MATERIALS AND METHODS
This study is a retrospective review of a prospectively maintained data of a novel technique to treat anastomotic leaks after low anterior resection with proximal diverting ileostomy in a single institution.
A total of 40 patients who underwent low anterior resection with diversion ileostomy for rectal cancer were studied. In them, 6 patients developed Grade B anastomotic leak, which were managed by this novel technique of paediatric endoscopic-guided transanal drainage of anastomotic leak following low anterior resection with diversion ileostomy using a 3-way Foley catheter. All the patients responded well, thus leading to local control of the septic foci without the need for any further radiological intervention or a laparotomy. This lead to salvaging the anastomosis. Out of the 6 patients managed by this technique, one patient developed stricture, which was managed by CRE balloon dilatation. All patients underwent stoma closure after a median postoperative time of 7 months.
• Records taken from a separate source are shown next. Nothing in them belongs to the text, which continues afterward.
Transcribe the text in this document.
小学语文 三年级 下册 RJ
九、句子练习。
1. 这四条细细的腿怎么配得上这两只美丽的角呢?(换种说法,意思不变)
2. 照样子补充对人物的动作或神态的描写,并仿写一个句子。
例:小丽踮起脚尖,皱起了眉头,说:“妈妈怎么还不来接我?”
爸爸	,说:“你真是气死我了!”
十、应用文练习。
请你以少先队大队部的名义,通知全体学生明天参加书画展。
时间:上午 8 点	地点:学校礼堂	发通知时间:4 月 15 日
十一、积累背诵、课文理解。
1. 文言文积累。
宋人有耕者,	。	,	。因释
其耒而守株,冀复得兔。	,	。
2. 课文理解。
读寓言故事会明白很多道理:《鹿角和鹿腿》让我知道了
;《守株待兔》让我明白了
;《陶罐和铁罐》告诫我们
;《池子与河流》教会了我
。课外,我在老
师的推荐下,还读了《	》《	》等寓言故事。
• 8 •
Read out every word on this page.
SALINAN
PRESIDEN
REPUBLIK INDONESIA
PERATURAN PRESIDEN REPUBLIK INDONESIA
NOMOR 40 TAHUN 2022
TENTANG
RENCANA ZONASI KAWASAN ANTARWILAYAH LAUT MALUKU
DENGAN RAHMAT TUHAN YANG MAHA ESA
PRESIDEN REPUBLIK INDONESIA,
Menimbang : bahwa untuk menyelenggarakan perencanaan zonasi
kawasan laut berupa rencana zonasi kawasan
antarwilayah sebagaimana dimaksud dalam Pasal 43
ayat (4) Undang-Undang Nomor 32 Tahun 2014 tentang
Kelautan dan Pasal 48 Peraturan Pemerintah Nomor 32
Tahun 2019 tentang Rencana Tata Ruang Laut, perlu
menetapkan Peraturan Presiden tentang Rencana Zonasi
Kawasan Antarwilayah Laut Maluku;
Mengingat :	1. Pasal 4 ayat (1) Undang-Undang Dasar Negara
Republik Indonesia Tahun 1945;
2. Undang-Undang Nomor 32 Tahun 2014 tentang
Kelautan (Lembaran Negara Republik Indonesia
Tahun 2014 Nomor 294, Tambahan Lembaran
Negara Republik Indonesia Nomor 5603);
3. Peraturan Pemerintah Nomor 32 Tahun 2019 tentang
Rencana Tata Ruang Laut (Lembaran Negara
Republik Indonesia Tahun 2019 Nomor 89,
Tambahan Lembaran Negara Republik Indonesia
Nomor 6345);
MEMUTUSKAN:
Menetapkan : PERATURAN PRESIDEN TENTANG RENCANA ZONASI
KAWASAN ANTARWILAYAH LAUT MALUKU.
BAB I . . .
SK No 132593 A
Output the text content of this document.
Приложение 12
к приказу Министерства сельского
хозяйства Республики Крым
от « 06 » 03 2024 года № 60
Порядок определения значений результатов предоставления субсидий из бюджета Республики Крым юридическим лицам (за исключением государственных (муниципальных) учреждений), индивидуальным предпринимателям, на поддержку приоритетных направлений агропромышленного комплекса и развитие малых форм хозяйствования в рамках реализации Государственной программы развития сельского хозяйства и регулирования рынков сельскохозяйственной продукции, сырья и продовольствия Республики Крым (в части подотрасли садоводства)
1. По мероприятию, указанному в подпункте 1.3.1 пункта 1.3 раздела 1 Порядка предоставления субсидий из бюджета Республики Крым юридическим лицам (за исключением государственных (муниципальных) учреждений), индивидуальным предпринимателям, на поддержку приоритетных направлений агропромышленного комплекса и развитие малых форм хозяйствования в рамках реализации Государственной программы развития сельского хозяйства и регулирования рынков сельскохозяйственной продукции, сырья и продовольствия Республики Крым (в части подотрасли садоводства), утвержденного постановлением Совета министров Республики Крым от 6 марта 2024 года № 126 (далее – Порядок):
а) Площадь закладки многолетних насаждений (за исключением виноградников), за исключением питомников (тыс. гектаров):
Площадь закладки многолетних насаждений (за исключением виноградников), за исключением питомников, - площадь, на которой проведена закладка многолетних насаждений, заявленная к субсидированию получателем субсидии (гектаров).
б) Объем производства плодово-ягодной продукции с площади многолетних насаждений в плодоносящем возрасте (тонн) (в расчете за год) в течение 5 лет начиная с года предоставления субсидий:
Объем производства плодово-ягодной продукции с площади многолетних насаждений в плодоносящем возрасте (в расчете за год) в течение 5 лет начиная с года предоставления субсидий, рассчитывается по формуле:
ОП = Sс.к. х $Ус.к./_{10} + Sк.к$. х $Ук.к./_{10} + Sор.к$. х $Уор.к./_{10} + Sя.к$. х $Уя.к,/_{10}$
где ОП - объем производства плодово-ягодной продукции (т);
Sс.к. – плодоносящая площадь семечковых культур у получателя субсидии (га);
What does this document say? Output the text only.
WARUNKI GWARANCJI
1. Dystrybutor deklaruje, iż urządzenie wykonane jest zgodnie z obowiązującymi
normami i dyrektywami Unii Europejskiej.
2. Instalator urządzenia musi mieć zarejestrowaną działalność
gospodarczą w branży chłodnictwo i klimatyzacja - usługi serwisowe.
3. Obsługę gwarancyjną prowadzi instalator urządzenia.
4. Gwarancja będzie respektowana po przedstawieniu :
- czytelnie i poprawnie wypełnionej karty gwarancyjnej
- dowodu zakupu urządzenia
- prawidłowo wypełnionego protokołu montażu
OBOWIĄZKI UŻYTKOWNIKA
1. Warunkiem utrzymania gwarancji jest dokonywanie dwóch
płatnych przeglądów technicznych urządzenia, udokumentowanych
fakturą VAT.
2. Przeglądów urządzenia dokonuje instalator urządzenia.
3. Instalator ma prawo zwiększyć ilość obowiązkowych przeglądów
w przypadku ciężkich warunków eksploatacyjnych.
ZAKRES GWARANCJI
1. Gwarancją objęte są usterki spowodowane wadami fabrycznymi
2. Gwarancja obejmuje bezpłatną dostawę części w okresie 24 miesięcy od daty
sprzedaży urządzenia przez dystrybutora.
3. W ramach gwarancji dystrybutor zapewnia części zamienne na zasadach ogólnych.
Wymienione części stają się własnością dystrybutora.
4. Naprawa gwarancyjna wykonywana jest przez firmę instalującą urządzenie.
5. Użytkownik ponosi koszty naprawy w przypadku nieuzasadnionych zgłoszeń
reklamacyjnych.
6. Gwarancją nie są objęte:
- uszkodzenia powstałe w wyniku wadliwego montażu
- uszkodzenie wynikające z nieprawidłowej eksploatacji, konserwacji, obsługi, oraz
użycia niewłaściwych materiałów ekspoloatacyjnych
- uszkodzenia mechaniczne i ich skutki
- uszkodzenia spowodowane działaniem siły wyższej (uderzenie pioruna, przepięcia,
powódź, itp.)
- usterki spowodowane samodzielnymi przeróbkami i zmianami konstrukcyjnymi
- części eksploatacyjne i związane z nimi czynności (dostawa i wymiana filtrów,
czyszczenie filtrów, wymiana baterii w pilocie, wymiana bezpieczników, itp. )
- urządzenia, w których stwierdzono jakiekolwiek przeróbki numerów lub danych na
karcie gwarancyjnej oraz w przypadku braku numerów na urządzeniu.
Under paediatric endoscopic guidance, transanal drainage of anastomotic leak with an abscess cavity using a 3-way Foley catheter after low anterior resection with double-staple technique prevents further disruption of the anastomosis and local irrigation leads to faster sepsis control thus avoiding the morbidity of relaparotomy. This technique being a bedside procedure is cost-effective and feasible. This leads to good salvage of anastomosis along with early stoma closure and good long-term functional results.
Anastomotic Leak, Low Anterior Resection, Transanal Drainage, Stoma Closure Rates.